Sur la première, prise de la place des Trois Maries, on distingue sur gauche, au coin avec la rue des Prêtres Saint Germain l’Auxerrois, le no 1 de la rue de la Monnaie (renuméroté no 11 après la disparition de la places), on devine les mots RELIEUR.

Sur la deuxième, au dessus du premier étage on découvre l’enseigne « LORTIC RELIEUR LORTIC ».

Sur la troisième de Marville, prise dans l’axe de rue des Prêtres-Saint-Germain-l’Auxerrois, on découvre l’autre façade de l’atelier, qui faisait l’angle du 1 rue de la Monnaie. C’est la même enseigne, qui se lisait donc, si l’on se plaçait à l’angle « LORTIC RELIEUR LORTIC RELIEUR LORTIC », agrémentée de 4 médaillons.

L’emplacement de l’enseigne, au dessus du rez-de-chaussée et du premier étage occupés par la Chapellerie de Paris, vient confirmer, si besoin est, les mots de Charles Asselineau « Deux étages, et nous entrons dans un salon ».

Il ne vous reste qu’à fermer les yeux et à vous imaginer grimper les marches, le coeur battant, pour aller à la rencontre du divin Gascon, au caractère si entier.

Si l’association de ses deux fils ne survivra guère, Marcellin continuera l’oeuvre de son père, d’abord au 50 rue Saint-André-des-Arts, puis finalement au 27 rue Guénégaud.

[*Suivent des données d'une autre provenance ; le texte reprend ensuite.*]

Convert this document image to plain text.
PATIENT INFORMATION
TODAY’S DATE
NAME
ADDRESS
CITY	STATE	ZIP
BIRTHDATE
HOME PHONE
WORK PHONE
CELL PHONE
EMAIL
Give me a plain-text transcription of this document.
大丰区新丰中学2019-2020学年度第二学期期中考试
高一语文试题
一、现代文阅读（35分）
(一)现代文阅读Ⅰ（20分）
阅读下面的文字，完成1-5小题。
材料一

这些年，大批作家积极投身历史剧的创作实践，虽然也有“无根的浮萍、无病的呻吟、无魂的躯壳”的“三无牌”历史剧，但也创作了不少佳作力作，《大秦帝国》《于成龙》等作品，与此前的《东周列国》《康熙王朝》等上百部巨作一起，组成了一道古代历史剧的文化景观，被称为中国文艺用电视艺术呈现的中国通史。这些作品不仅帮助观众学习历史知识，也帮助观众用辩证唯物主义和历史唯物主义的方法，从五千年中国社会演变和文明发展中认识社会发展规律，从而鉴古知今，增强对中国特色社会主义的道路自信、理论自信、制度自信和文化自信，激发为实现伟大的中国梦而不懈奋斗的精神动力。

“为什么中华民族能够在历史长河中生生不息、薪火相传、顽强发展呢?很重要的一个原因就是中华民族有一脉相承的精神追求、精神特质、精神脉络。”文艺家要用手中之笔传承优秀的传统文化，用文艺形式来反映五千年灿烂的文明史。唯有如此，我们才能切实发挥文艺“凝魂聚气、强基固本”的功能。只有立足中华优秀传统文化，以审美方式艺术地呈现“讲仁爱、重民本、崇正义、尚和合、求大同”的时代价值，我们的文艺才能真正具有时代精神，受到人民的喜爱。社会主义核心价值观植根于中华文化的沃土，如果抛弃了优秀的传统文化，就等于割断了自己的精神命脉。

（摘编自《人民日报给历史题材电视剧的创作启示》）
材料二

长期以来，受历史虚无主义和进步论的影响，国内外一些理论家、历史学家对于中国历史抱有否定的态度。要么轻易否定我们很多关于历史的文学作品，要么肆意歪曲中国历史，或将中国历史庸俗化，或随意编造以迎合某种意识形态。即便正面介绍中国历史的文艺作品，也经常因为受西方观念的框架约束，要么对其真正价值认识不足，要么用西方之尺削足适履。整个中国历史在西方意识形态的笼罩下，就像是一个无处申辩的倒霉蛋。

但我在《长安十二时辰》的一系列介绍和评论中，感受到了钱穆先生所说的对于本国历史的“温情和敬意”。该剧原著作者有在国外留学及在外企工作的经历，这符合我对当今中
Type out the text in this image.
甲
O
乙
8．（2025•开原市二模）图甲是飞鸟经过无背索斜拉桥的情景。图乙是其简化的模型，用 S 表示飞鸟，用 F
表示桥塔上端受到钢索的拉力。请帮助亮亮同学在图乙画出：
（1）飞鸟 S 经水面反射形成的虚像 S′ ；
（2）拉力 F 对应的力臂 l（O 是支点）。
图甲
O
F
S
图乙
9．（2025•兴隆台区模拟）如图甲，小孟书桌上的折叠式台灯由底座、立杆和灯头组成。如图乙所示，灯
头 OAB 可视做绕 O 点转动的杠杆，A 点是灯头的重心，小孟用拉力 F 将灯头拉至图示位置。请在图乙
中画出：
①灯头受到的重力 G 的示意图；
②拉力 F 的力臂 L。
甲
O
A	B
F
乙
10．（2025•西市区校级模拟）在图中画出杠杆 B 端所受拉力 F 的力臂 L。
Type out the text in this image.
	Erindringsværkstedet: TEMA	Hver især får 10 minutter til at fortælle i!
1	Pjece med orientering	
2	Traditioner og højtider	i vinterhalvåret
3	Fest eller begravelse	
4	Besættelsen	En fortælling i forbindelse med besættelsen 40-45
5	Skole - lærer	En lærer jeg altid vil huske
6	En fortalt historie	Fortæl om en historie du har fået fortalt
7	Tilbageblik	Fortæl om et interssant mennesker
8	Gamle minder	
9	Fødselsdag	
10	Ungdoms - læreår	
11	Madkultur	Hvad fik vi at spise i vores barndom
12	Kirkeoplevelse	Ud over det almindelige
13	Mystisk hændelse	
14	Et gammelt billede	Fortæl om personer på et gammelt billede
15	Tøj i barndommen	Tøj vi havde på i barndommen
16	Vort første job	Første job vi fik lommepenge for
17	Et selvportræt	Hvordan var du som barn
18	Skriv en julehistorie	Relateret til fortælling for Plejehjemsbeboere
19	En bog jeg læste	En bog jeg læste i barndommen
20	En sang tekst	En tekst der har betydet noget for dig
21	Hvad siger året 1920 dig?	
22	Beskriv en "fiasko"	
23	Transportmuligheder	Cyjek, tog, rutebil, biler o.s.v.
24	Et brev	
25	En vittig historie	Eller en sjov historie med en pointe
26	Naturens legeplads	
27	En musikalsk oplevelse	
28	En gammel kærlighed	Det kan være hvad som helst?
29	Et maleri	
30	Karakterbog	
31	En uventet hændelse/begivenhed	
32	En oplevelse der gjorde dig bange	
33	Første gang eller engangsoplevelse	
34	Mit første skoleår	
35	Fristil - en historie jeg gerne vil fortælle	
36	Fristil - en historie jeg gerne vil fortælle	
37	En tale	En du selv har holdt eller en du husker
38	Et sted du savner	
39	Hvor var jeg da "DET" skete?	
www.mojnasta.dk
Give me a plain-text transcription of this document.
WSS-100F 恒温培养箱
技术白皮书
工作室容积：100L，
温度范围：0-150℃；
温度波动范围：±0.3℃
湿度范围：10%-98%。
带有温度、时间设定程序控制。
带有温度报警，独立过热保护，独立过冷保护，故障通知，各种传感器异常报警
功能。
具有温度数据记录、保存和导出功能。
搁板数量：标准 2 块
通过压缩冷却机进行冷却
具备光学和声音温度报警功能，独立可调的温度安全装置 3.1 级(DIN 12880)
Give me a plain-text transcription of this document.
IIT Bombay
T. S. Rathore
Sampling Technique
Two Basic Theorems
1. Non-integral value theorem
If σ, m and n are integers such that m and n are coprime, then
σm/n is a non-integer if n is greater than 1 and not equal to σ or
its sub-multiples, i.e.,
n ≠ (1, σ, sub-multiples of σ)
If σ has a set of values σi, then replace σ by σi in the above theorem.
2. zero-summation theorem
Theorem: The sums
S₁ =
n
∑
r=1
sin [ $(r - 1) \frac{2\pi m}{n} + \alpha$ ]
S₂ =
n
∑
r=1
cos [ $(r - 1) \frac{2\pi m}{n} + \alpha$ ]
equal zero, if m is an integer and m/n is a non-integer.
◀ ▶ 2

Rue Guénégaud, en 2017, le souvenir de Marcellin Lortic est encore vivace et en discutant avec les propriétaires de l’immeuble, on apprend que Marcellin avait son atelier au rez-de-chaussée, aujourd’hui occupé par une galerie d’art, et qu’il habitait avec sa famille au premier étage.  Au 29, se trouve aujourd’hui la librairie ancienne Hérodote du sympathique Jean-Louis Ceccarini, qui présente régulièrement dans sa belle vitrine des ouvrages reliés par Lortic. La boucle est bouclée.